The government does not have the resources do eradicate them humanely.  The only thing that can be done is to encourage people to go out with golf clubs etc

----------


## Ebony

I hear you Deku.  :Frog Smile: 

I dont think doing it with gulf clubs is OK at all. Whats that teaching Children. These frogs are still animals that unfortunately are causing havoc but there's got to be a better way.  :Frown:

----------


## Paul Rust

> I hear you Deku. 
> 
> I dont think doing it with gulf clubs is OK at all. Whats that teaching Children. These frogs are still animals that unfortunately are causing havoc but there's got to be a better way.


* I agree Ebony.*
*Animal control is one thing, cruelty is something different entirely.*

----------


## Ebony

:Frown:   Here people go to jail for being cruel to animals.

----------


## Iratus ranunculus

> I hear you Deku. 
> 
> I dont think doing it with gulf clubs is OK at all. Whats that teaching Children. These frogs are still animals that unfortunately are causing havoc but there's got to be a better way.
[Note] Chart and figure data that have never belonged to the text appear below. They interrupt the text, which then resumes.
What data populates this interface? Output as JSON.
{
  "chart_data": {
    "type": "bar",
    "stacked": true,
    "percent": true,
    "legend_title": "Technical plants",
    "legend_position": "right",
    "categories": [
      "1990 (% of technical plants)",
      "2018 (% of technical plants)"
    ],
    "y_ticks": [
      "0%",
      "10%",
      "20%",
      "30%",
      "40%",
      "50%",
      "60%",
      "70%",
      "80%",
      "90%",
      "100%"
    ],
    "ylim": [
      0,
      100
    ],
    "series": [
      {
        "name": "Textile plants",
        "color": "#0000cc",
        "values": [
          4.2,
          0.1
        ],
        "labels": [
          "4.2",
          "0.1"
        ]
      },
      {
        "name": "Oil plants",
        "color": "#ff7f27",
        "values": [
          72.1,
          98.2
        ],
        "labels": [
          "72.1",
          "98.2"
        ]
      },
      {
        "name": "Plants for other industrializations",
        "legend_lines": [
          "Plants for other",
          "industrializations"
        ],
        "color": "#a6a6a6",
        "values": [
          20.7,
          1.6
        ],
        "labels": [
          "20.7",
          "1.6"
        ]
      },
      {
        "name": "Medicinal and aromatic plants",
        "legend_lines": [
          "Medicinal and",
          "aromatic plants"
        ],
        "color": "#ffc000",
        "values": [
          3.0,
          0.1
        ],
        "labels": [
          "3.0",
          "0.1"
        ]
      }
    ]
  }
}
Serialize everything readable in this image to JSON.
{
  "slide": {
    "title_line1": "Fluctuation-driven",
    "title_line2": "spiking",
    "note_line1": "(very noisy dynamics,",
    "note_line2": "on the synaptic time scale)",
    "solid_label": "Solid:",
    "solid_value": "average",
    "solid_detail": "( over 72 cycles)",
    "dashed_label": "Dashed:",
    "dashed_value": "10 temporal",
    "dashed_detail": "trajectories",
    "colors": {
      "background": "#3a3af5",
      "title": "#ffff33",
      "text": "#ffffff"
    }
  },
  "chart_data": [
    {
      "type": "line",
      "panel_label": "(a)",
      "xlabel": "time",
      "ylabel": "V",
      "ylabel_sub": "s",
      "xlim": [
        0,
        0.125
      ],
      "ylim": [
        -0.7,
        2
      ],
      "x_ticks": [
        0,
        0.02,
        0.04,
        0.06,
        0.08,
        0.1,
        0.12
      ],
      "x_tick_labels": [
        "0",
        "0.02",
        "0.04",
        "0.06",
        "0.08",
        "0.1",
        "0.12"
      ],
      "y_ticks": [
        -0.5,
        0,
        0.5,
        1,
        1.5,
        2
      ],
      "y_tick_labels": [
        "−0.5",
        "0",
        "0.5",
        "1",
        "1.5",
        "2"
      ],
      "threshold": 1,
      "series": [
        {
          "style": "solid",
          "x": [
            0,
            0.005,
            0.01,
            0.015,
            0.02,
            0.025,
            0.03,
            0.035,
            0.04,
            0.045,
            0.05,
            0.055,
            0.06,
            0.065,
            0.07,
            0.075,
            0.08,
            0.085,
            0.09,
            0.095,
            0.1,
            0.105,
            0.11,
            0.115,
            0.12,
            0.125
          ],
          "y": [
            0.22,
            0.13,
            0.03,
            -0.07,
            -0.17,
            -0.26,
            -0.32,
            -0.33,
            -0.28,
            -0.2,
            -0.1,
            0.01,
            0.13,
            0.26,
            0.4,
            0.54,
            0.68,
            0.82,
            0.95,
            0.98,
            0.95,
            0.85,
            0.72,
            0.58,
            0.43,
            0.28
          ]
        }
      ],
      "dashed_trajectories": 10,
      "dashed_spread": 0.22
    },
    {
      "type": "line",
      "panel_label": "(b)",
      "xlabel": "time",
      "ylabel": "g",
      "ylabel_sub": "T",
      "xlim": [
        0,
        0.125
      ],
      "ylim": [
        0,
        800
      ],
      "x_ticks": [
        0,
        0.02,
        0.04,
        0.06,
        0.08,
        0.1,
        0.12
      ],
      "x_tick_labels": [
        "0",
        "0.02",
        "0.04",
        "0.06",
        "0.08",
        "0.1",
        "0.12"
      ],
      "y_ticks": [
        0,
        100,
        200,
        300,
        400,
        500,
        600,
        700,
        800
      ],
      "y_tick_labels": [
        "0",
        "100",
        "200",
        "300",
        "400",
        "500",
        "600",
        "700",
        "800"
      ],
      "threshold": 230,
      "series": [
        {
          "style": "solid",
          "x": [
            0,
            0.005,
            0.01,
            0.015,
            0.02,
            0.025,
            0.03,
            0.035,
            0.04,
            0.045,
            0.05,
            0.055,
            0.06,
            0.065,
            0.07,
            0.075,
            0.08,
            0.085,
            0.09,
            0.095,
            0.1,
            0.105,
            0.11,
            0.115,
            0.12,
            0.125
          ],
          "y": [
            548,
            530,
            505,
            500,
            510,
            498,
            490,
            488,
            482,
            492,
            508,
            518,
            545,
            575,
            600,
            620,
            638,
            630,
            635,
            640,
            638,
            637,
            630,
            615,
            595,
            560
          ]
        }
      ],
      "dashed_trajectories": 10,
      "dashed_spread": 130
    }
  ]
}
In a world that is actually good and decent... yes.  There would be. The problem is the only other way to do it is to poison the water sources they breed in.  For the obvious reasons, that wont work too well.  

You need to detach yourself a little.  Invasive species control is nasty business. To deal with goats in places like the Galapagos they actually put a radio collar on a "Judas Goat" and then follow it in a helicopter until it finds a bunch of other goats (they are social) and then they shoot them all from the air.  You cant really do that with toads.  

Controlling populations of native species can be cruel too.  Believe me, unless the shot is perfect, deer that get shot are in a lot of pain for at least a few minutes.  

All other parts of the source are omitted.